Sebetulnya, ada berapa pihak yang jadi trader untuk Petral?
Ini kami klarifikasi terus. Katanya selama ini ada sekitar 40 trader yang memasok Petral. Bisa jadi, puluhan perusahaan trading itu sebetulnya hanya dimiliki segelintir orang saja. Pemenang tender bergantian, seperti arisan.
Bagaimana lantas mengerucut ke satu nama: Muhammad Riza Chalid?
Sejarahnya dahulu berawal ketika Pak Ida Bagus Sudjana alm. (mantan Menteri Pertambangan dan Energi) mengumpulkan anak-anak muda dari ITB. Waktu itu marak sekali eksplorasi minyak.
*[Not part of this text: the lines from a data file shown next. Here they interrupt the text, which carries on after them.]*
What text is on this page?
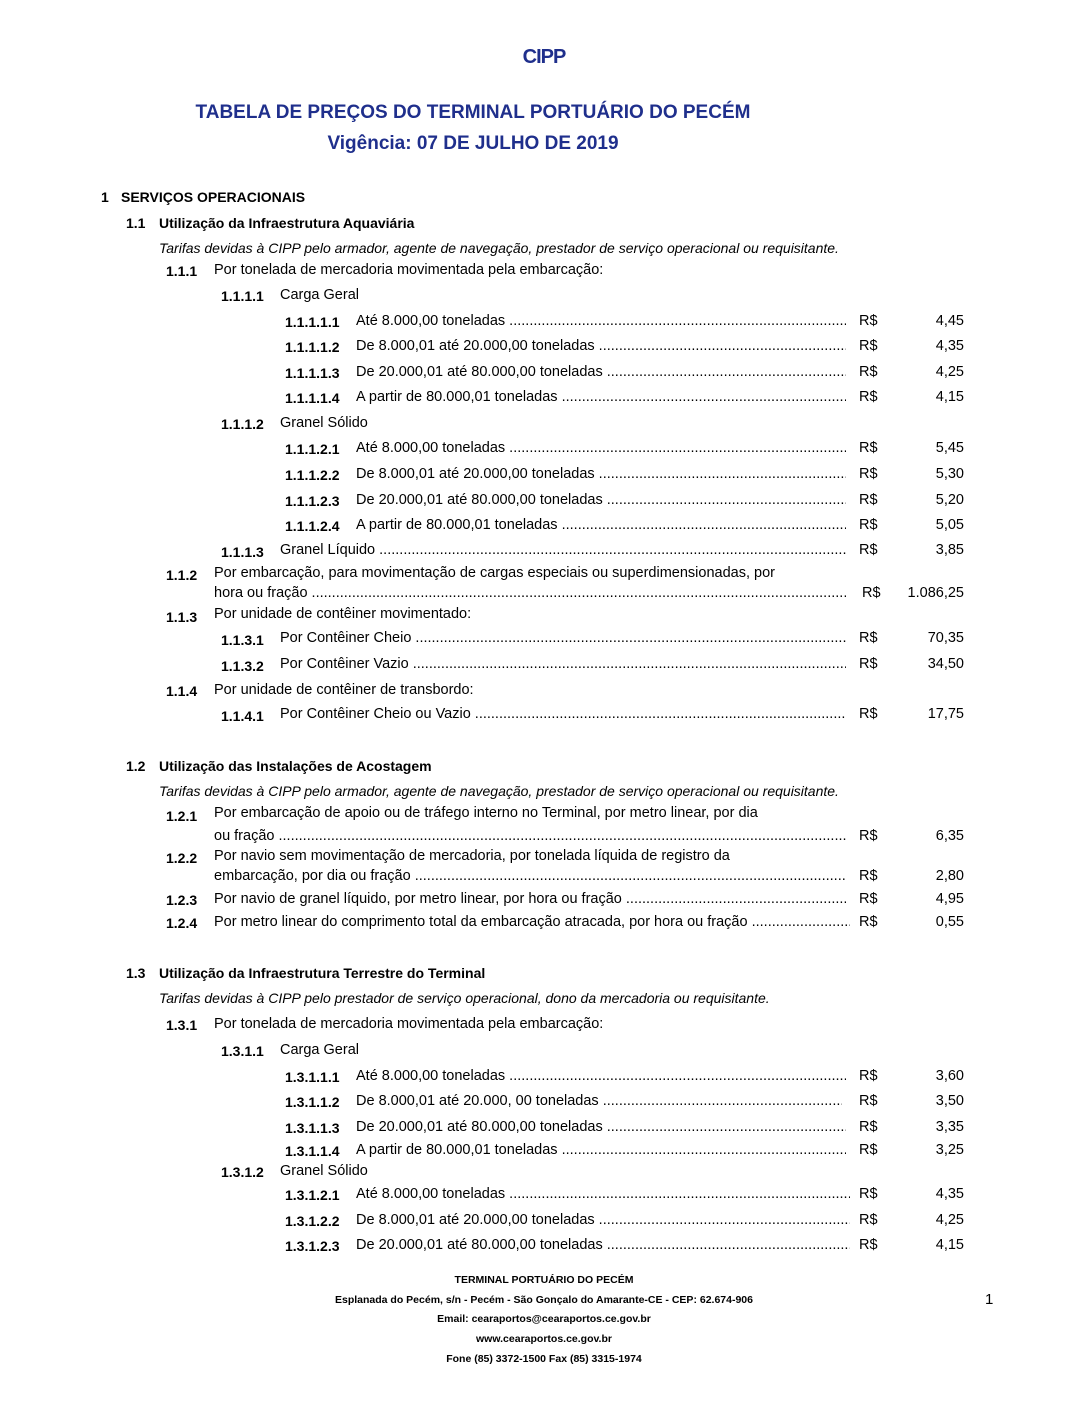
CIPP
TABELA DE PREÇOS DO TERMINAL PORTUÁRIO DO PECÉM
Vigência: 07 DE JULHO DE 2019
1 SERVIÇOS OPERACIONAIS
1.1 Utilização da Infraestrutura Aquaviária
Tarifas devidas à CIPP pelo armador, agente de navegação, prestador de serviço operacional ou requisitante.
1.1.1 Por tonelada de mercadoria movimentada pela embarcação:
1.1.1.1 Carga Geral
1.1.1.1.1 Até 8.000,00 toneladas .....	R$	4,45
1.1.1.1.2 De 8.000,01 até 20.000,00 toneladas .....	R$	4,35
1.1.1.1.3 De 20.000,01 até 80.000,00 toneladas .....	R$	4,25
1.1.1.1.4 A partir de 80.000,01 toneladas .....	R$	4,15
1.1.1.2 Granel Sólido
1.1.1.2.1 Até 8.000,00 toneladas .....	R$	5,45
1.1.1.2.2 De 8.000,01 até 20.000,00 toneladas .....	R$	5,30
1.1.1.2.3 De 20.000,01 até 80.000,00 toneladas .....	R$	5,20
1.1.1.2.4 A partir de 80.000,01 toneladas .....	R$	5,05
1.1.1.3 Granel Líquido .....	R$	3,85
1.1.2 Por embarcação, para movimentação de cargas especiais ou superdimensionadas, por
hora ou fração .....	R$	1.086,25
1.1.3 Por unidade de contêiner movimentado:
1.1.3.1 Por Contêiner Cheio .....	R$	70,35
1.1.3.2 Por Contêiner Vazio .....	R$	34,50
1.1.4 Por unidade de contêiner de transbordo:
1.1.4.1 Por Contêiner Cheio ou Vazio .....	R$	17,75
1.2 Utilização das Instalações de Acostagem
Tarifas devidas à CIPP pelo armador, agente de navegação, prestador de serviço operacional ou requisitante.
1.2.1 Por embarcação de apoio ou de tráfego interno no Terminal, por metro linear, por dia
ou fração .....	R$	6,35
1.2.2 Por navio sem movimentação de mercadoria, por tonelada líquida de registro da
embarcação, por dia ou fração .....	R$	2,80
1.2.3 Por navio de granel líquido, por metro linear, por hora ou fração .....	R$	4,95
1.2.4 Por metro linear do comprimento total da embarcação atracada, por hora ou fração .....	R$	0,55
1.3 Utilização da Infraestrutura Terrestre do Terminal
Tarifas devidas à CIPP pelo prestador de serviço operacional, dono da mercadoria ou requisitante.
1.3.1 Por tonelada de mercadoria movimentada pela embarcação:
1.3.1.1 Carga Geral
1.3.1.1.1 Até 8.000,00 toneladas .....	R$	3,60
1.3.1.1.2 De 8.000,01 até 20.000, 00 toneladas .....	R$	3,50
1.3.1.1.3 De 20.000,01 até 80.000,00 toneladas .....	R$	3,35
1.3.1.1.4 A partir de 80.000,01 toneladas .....	R$	3,25
1.3.1.2 Granel Sólido
1.3.1.2.1 Até 8.000,00 toneladas .....	R$	4,35
1.3.1.2.2 De 8.000,01 até 20.000,00 toneladas .....	R$	4,25
1.3.1.2.3 De 20.000,01 até 80.000,00 toneladas .....	R$	4,15
TERMINAL PORTUÁRIO DO PECÉM
Esplanada do Pecém, s/n - Pecém - São Gonçalo do Amarante-CE - CEP: 62.674-906
Email: cearaportos@cearaportos.ce.gov.br
www.cearaportos.ce.gov.br
Fone (85) 3372-1500 Fax (85) 3315-1974
1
Mereka dikumpulkan agar putra-putri Indonesia sendiri yang mengelolanya. Niat awalnya baik, ada nasionalismenya.
Pada waktu itu staf kepercayaan Pak Sudjana adalah Purnomo Yusgiantoro (Menteri ESDM 2000-2009 dan Menteri Pertahanan 2009-2014). Jadi, perkenalan Pak Purnomo dengan Riza Chalid itu bermula pada saat itu.
Lalu terjadi turning point. Indonesia yang tadinya mengekspor minyak kemudian mulai mengimpor minyak pada tahun 2000. Nah, pada saat itulah mulai Riza Chalid menjadi importir minyak bersama dengan teman-temannya, termasuk Rosano Barack -- di bawah koordinasi Pak Purnomo. (Analis Bareksa.com sudah menghubungi Purnomo melalui SMS dan telepon untuk meminta tanggapannya, tapi belum mendapat respons)
Kenapa Pertamina sampai begitu bergantung pada kawanan trader ini?
Pertama, karena kilang pemrosesan minyak di Indonesia jumlahnya terbatas dan masih menggunakan teknologi lama.
Pertamina memiliki 7 kilang, tapi yang bisa beroperasi hanya 5. Dari yang beroperasi, hanya ada satu yang menggunakan teknologi baru, yakni Balongan, sehingga bisa menghasilkan minyak dengan RON tinggi -- jadi bisa memproduksi Premium dan Pertamax.